His main subjects are local views of Osnabrück, cityscapes, streets, the Halster Mill, but also landscapes of the Harz, views at the port of Hamburg, and Rothenburg ob der Tauber. He still was interested in industrial interiors. The Georgsmarienhütte, the steel mill south of Osnabrück, became his favourite subject. Coming himself from a mechanics' background his paintings of the steel mill stand out at that time, and were compared in a 1989 exhibition with Adolph Menzel. In his concentration on architecture, landscape and lighting, he created a timeless atmosphere in his paintings. His artwork thrived in a milieu where an oil painting belonged to the pre-requisites of a German middle class home.

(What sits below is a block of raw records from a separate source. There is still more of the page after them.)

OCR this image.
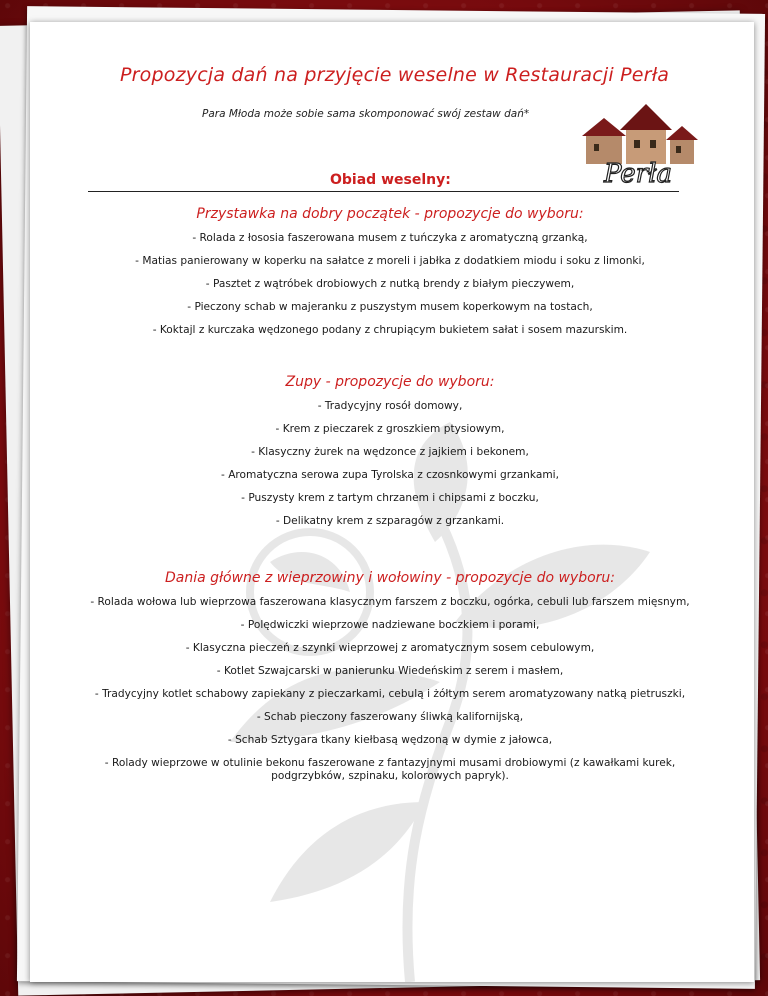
Propozycja dań na przyjęcie weselne w Restauracji Perła
Para Młoda może sobie sama skomponować swój zestaw dań*
Perła
Obiad weselny:
Przystawka na dobry początek - propozycje do wyboru:
- Rolada z łososia faszerowana musem z tuńczyka z aromatyczną grzanką,
- Matias panierowany w koperku na sałatce z moreli i jabłka z dodatkiem miodu i soku z limonki,
- Pasztet z wątróbek drobiowych z nutką brendy z białym pieczywem,
- Pieczony schab w majeranku z puszystym musem koperkowym na tostach,
- Koktajl z kurczaka wędzonego podany z chrupiącym bukietem sałat i sosem mazurskim.
Zupy - propozycje do wyboru:
- Tradycyjny rosół domowy,
- Krem z pieczarek z groszkiem ptysiowym,
- Klasyczny żurek na wędzonce z jajkiem i bekonem,
- Aromatyczna serowa zupa Tyrolska z czosnkowymi grzankami,
- Puszysty krem z tartym chrzanem i chipsami z boczku,
- Delikatny krem z szparagów z grzankami.
Dania główne z wieprzowiny i wołowiny - propozycje do wyboru:
- Rolada wołowa lub wieprzowa faszerowana klasycznym farszem z boczku, ogórka, cebuli lub farszem mięsnym,
- Polędwiczki wieprzowe nadziewane boczkiem i porami,
- Klasyczna pieczeń z szynki wieprzowej z aromatycznym sosem cebulowym,
- Kotlet Szwajcarski w panierunku Wiedeńskim z serem i masłem,
- Tradycyjny kotlet schabowy zapiekany z pieczarkami, cebulą i żółtym serem aromatyzowany natką pietruszki,
- Schab pieczony faszerowany śliwką kalifornijską,
- Schab Sztygara tkany kiełbasą wędzoną w dymie z jałowca,
- Rolady wieprzowe w otulinie bekonu faszerowane z fantazyjnymi musami drobiowymi (z kawałkami kurek, podgrzybków, szpinaku, kolorowych papryk).
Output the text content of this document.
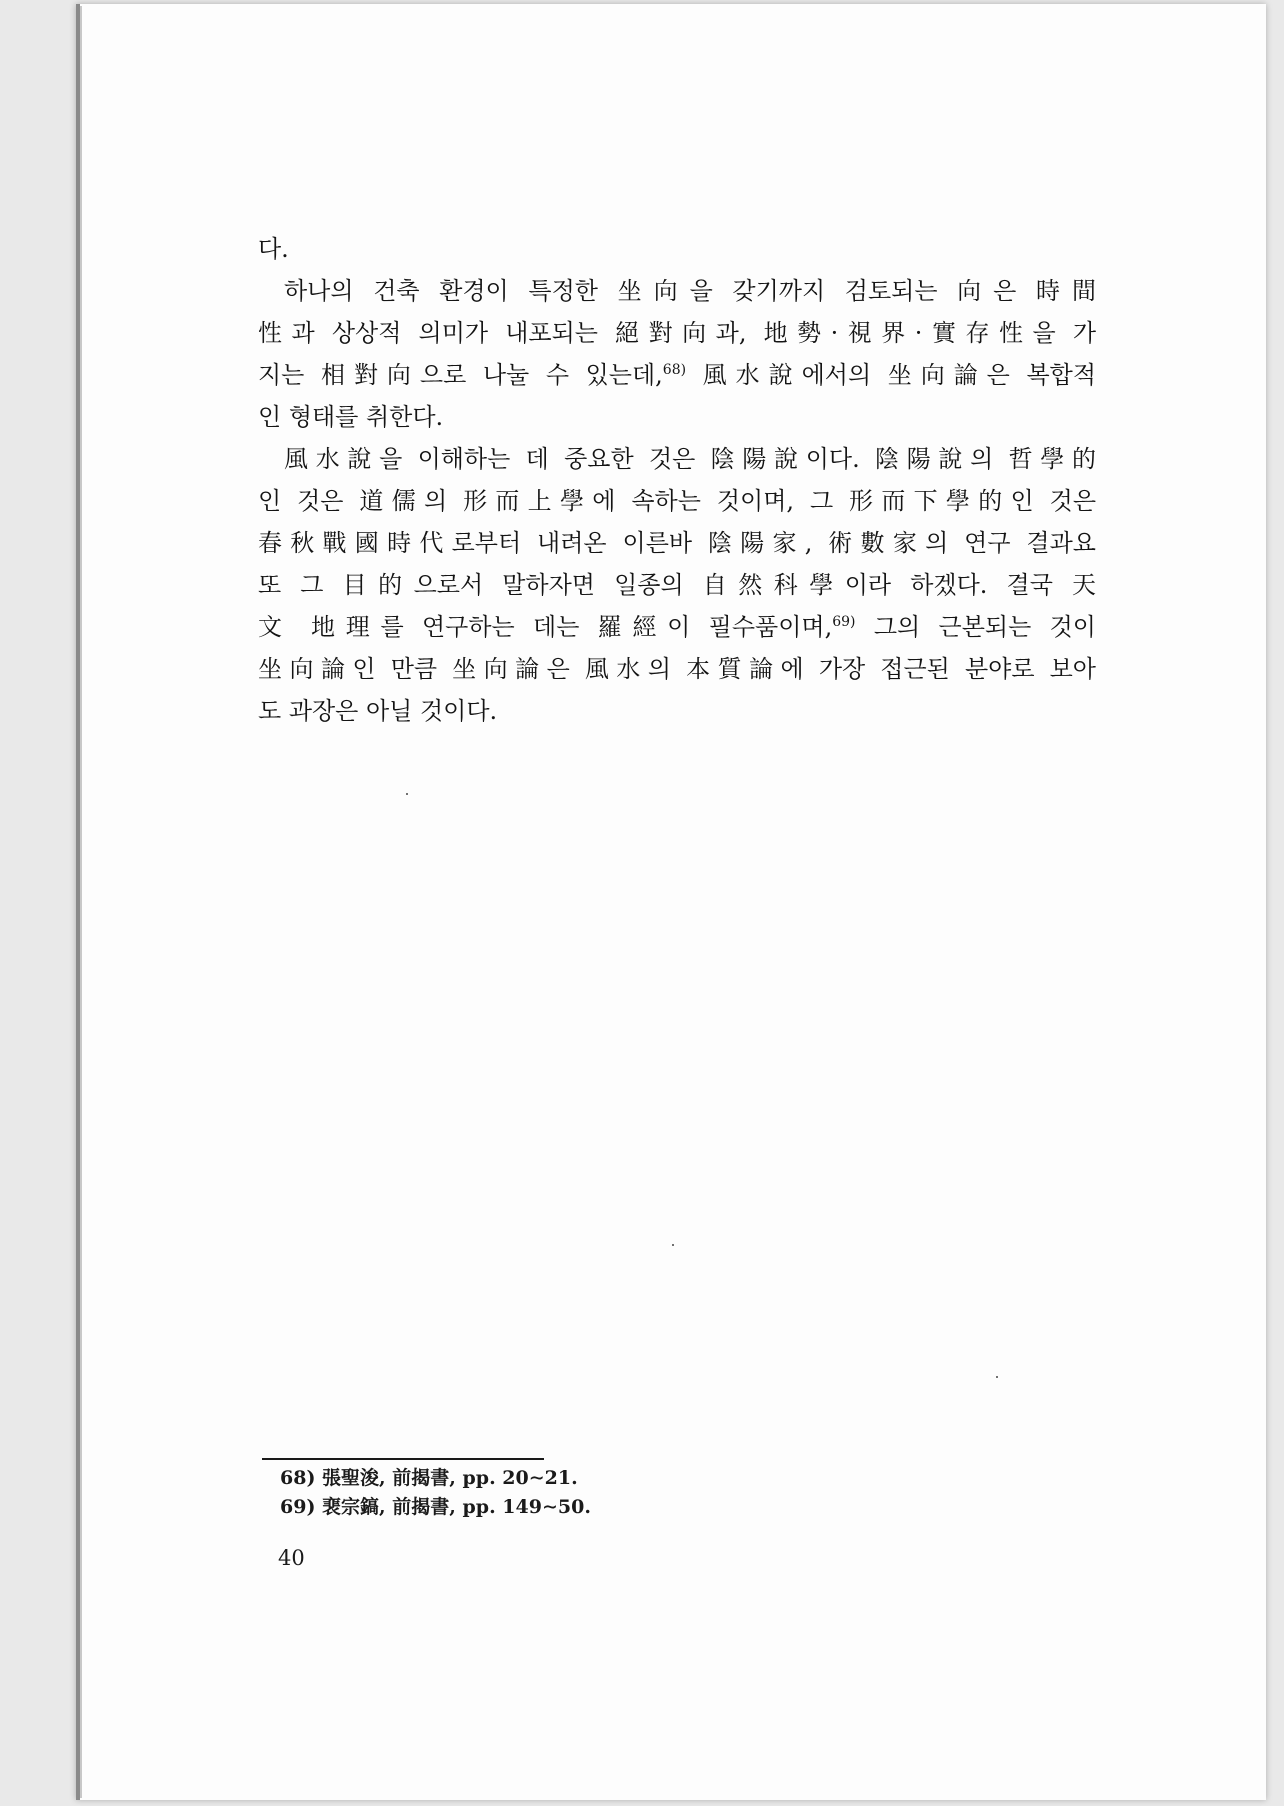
다.
하나의 건축 환경이 특정한 坐向을 갖기까지 검토되는 向은 時間
性과 상상적 의미가 내포되는 絕對向과, 地勢·視界·實存性을 가
지는 相對向으로 나눌 수 있는데,$^{68)}$ 風水說에서의 坐向論은 복합적
인 형태를 취한다.
風水說을 이해하는 데 중요한 것은 陰陽說이다. 陰陽說의 哲學的
인 것은 道儒의 形而上學에 속하는 것이며, 그 形而下學的인 것은
春秋戰國時代로부터 내려온 이른바 陰陽家, 術數家의 연구 결과요
또 그 目的으로서 말하자면 일종의 自然科學이라 하겠다. 결국 天
文 地理를 연구하는 데는 羅經이 필수품이며,$^{69)}$ 그의 근본되는 것이
坐向論인 만큼 坐向論은 風水의 本質論에 가장 접근된 분야로 보아
도 과장은 아닐 것이다.
68) 張聖浚, 前揭書, pp. 20∼21.
69) 裵宗鎬, 前揭書, pp. 149∼50.
40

After WWII and the destruction of large swaths of Osnabrück and other German cities, he re-gained popularity among his customers in the 1950s. They cherished the timelessness and his historical views of Osnabrück and other sites, depicting a peaceful pre-war era gone forever. When tastes in art and middle class life style changed in the 1960s and 1970s, his traditional customer base vanished and he became almost forgotten.

An exhibition in 1989 in Osnabrück re-discovered him as an important regional painter of the mid-century, who recorded with a keen eye Osnabrück and its region.

== Bibliography ==
Myller, Sabine: Paul Ehrhardt. Eine Ausstellung des kulturgeschichtlichen Museums und des Museums- und Kunstvereins Osnabrück 10. September - 8. Oktober 1989 (Osnabrücker Kunst und Künstler im Akzisehaus), Osnabrück 1989.